Like many of Burroughs’s rock progeny, Bowie was an adherent of the cut-up technique that originated with the Surrealists but was popularized in the late 1950s by Burroughs and the artist Brion Gysin. “I’ve tried doing it with diaries and things,” Bowie said, “and I was finding out lots of amazing things about me and what I’ve done and where I was going. . . . I suppose it’s a kind of Western tarot.”
The Thin White Duke and his Thin Gray Inspiration shared other traits, including a pronounced, drug-fueled paranoia. Like a Burroughs antihero, Bowie “witnessed a demonic presence in his backyard pool,” thought that Jimmy Page was placing a curse on him, and suspected that “a satanic coven was attempting to steal his bodily fluids to conceive the Antichrist.” To thwart that, Bowie stored his urine in the fridge.
Burroughs’s connection with Patti Smith feels deeper, beyond druggie antics and glam personae, partly because she was drawn to him as a man, not just as an idol.

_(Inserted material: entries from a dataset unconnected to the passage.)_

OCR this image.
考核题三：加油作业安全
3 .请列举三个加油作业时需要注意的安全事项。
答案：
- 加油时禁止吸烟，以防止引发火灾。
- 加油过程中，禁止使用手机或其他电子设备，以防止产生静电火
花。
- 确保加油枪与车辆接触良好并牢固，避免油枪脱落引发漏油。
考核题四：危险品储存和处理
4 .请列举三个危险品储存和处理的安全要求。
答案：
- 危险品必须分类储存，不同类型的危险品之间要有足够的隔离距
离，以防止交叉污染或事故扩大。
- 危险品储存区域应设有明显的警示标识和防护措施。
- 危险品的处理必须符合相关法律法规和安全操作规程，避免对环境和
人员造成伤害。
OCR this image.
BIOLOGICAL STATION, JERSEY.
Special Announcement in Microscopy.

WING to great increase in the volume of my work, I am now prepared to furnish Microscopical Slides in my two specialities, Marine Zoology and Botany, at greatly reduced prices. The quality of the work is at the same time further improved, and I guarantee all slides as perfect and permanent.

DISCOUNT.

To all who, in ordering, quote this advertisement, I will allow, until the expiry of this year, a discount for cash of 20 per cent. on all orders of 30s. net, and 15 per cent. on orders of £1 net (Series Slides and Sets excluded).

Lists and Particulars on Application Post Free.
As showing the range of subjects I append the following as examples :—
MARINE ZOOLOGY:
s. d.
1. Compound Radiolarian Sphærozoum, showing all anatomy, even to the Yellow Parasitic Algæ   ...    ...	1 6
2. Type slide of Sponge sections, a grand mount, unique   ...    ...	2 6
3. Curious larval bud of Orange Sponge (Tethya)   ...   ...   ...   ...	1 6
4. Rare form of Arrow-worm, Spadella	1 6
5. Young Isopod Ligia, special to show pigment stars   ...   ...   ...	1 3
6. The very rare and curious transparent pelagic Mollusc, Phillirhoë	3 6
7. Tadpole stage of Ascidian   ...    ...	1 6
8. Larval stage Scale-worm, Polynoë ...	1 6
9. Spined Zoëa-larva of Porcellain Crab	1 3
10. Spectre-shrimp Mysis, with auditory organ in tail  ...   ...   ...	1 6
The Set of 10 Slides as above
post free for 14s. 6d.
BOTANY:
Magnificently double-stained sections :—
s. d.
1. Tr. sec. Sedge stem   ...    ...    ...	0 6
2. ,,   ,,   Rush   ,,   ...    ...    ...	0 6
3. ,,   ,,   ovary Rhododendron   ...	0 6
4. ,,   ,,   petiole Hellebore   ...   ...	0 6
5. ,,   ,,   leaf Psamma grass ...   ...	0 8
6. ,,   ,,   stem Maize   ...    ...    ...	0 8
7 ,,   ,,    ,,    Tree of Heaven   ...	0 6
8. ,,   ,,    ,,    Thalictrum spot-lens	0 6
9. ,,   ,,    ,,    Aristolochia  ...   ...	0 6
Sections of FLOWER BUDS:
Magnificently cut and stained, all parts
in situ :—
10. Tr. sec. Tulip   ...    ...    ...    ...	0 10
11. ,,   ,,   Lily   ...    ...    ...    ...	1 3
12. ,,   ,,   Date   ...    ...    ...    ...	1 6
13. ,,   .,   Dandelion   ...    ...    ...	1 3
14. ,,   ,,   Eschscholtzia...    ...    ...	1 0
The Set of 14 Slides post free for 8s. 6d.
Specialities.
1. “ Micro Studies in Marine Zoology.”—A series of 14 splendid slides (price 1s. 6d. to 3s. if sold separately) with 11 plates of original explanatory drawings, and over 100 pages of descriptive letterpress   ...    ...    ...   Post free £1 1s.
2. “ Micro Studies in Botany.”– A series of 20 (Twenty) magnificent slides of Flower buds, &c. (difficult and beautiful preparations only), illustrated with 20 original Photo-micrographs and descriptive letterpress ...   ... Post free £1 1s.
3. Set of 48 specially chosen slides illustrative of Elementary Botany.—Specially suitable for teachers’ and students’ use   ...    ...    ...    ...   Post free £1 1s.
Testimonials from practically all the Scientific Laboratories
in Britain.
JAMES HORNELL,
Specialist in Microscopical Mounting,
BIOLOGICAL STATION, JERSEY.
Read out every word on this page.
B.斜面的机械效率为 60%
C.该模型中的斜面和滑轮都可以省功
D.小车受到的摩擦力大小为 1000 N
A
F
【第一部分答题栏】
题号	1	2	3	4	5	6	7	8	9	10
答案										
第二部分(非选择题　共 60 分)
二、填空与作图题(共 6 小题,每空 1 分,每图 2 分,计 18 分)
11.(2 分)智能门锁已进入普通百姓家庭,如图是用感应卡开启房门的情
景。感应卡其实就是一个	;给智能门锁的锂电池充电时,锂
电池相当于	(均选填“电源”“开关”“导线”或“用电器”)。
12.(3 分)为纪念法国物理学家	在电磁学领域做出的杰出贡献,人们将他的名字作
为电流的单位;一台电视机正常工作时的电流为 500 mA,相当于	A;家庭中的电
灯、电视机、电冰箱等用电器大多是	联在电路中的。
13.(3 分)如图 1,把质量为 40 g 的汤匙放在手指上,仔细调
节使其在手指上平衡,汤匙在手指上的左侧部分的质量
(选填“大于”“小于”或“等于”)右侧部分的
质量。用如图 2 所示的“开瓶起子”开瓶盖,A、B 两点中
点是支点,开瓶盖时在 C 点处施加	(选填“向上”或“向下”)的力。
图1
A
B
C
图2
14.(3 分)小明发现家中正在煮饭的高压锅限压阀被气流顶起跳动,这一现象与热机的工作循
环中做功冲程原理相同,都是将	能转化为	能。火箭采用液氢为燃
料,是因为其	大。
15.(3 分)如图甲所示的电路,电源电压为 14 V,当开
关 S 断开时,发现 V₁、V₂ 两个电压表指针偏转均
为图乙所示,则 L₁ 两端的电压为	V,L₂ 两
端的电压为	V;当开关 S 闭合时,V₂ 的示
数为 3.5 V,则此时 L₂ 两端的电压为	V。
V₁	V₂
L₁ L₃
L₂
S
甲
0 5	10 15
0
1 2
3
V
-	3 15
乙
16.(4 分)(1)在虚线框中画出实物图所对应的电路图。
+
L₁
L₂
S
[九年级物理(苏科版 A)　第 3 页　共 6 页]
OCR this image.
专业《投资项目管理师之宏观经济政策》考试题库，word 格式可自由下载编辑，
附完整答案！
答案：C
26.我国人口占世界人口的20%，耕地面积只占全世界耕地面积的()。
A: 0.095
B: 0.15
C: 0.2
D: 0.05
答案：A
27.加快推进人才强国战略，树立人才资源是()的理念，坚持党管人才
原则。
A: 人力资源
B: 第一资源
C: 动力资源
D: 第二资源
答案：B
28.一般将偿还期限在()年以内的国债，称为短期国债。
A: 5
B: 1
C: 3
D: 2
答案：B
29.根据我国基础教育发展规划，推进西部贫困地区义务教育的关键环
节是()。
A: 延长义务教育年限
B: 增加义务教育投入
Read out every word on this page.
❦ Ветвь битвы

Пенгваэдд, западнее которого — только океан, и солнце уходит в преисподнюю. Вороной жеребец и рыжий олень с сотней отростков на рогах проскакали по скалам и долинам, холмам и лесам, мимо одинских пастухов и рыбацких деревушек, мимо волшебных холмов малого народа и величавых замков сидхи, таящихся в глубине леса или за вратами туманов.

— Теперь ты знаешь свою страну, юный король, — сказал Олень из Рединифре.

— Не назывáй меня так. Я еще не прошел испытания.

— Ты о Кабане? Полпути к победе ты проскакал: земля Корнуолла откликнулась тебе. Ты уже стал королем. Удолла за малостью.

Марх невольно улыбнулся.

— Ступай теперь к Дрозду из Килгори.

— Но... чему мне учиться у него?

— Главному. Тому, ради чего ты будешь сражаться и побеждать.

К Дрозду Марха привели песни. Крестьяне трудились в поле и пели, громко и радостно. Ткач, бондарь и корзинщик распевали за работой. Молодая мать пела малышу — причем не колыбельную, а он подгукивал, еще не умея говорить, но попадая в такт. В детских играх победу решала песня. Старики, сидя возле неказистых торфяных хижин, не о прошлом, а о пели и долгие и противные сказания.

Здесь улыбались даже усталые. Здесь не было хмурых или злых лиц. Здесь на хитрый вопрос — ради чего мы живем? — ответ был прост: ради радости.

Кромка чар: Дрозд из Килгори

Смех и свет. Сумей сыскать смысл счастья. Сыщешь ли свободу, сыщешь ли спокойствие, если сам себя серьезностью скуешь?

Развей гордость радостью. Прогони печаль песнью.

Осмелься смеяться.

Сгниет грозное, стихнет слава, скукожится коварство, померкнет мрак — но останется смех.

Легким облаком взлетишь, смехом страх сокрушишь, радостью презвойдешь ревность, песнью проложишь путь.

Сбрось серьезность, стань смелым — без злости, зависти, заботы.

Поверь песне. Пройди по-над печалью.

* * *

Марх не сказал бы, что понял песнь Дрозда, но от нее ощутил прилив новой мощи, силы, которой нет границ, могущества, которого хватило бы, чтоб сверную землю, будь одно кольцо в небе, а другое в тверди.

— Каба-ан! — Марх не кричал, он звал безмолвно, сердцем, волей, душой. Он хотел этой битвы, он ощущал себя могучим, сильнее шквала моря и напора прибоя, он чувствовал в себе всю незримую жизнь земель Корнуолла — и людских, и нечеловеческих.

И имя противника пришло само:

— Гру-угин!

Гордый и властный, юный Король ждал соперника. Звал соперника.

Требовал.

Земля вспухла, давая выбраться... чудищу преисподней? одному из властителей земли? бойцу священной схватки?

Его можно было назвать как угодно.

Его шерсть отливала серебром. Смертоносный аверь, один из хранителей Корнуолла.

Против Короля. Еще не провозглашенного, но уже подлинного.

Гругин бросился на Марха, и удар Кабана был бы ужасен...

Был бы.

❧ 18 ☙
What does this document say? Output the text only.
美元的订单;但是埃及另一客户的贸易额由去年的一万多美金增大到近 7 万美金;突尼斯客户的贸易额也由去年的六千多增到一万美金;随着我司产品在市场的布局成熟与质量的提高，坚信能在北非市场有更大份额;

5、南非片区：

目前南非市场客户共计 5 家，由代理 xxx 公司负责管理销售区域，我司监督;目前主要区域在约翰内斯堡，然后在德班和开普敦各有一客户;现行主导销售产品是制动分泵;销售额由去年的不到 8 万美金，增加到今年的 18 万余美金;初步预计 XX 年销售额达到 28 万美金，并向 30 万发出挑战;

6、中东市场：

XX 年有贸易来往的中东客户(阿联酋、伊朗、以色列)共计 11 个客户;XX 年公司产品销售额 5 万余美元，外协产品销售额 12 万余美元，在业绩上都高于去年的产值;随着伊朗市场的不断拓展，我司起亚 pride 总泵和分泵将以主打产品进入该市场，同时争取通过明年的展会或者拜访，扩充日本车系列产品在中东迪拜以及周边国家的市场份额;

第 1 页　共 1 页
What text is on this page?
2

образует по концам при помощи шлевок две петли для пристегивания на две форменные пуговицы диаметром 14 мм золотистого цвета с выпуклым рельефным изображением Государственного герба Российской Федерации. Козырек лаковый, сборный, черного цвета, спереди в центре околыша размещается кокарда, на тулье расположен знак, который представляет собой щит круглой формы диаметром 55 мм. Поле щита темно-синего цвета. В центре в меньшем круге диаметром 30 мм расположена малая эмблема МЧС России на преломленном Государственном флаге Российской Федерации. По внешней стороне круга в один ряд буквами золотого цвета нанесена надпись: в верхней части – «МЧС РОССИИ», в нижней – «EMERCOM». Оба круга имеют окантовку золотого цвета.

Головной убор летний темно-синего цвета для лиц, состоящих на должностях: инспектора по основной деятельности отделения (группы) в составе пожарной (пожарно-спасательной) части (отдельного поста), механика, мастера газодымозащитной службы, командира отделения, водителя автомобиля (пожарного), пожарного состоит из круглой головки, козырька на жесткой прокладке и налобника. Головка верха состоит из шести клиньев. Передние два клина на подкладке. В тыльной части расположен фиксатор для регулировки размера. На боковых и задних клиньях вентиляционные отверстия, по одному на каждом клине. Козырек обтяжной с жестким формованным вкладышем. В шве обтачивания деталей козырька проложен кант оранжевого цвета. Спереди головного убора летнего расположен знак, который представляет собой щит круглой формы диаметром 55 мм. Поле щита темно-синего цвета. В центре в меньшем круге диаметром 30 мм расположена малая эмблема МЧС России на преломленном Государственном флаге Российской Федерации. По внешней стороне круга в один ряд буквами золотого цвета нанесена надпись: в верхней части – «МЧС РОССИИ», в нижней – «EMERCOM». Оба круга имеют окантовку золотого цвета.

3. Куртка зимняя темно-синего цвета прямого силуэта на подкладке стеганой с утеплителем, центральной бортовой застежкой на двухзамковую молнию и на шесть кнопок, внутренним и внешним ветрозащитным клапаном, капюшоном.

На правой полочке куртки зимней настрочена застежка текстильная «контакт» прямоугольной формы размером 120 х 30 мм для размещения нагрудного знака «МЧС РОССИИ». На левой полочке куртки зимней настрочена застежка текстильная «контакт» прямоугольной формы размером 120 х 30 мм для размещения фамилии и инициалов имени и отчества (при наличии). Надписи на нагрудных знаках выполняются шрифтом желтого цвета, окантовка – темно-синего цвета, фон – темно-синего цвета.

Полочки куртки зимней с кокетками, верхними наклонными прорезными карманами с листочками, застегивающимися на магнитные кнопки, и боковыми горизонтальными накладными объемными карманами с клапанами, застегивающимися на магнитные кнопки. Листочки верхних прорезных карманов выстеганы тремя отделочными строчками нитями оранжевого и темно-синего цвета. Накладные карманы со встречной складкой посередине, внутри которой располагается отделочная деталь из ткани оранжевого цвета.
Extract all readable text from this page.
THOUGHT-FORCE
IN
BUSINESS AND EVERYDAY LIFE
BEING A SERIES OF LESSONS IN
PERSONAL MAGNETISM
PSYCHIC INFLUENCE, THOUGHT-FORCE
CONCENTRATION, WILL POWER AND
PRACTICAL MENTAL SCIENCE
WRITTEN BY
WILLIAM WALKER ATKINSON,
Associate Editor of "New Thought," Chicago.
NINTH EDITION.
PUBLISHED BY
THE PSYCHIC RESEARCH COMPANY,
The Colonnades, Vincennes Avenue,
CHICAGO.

He recognized her powerful shamanic stage presence. She admired his literary boldness but also treasured his awkward affection. She copied his outfit — a black overcoat and an old hat.
“I had the biggest crush on William. Really a big one,” she said. “And I used to even daydream about, you know, he would fall in love with me and we’d get married.” However whimsical or fleeting, the notion was problematic, of course, given that he was old enough to be her dad and that he was gay.
The ultimate rebel move is to flee one’s fans. To escape the Manhattan madness and sort out their souls, both Smith and Burroughs would leave New York, she for Detroit, he for Kansas.
His last public appearance was in 1997 for a U2 video, “Last Night on Earth.”
“Amid a jumble of cut-up visuals,” Rae writes, “Burroughs can be seen flashing an oversized spotlight and waving his cane sword around” — to the end, the proto-rock buccaneer, waging his valiant fight against Control.
Alexander C. Kafka has written about books for The Washington Post, Boston Globe and Chicago Tribune.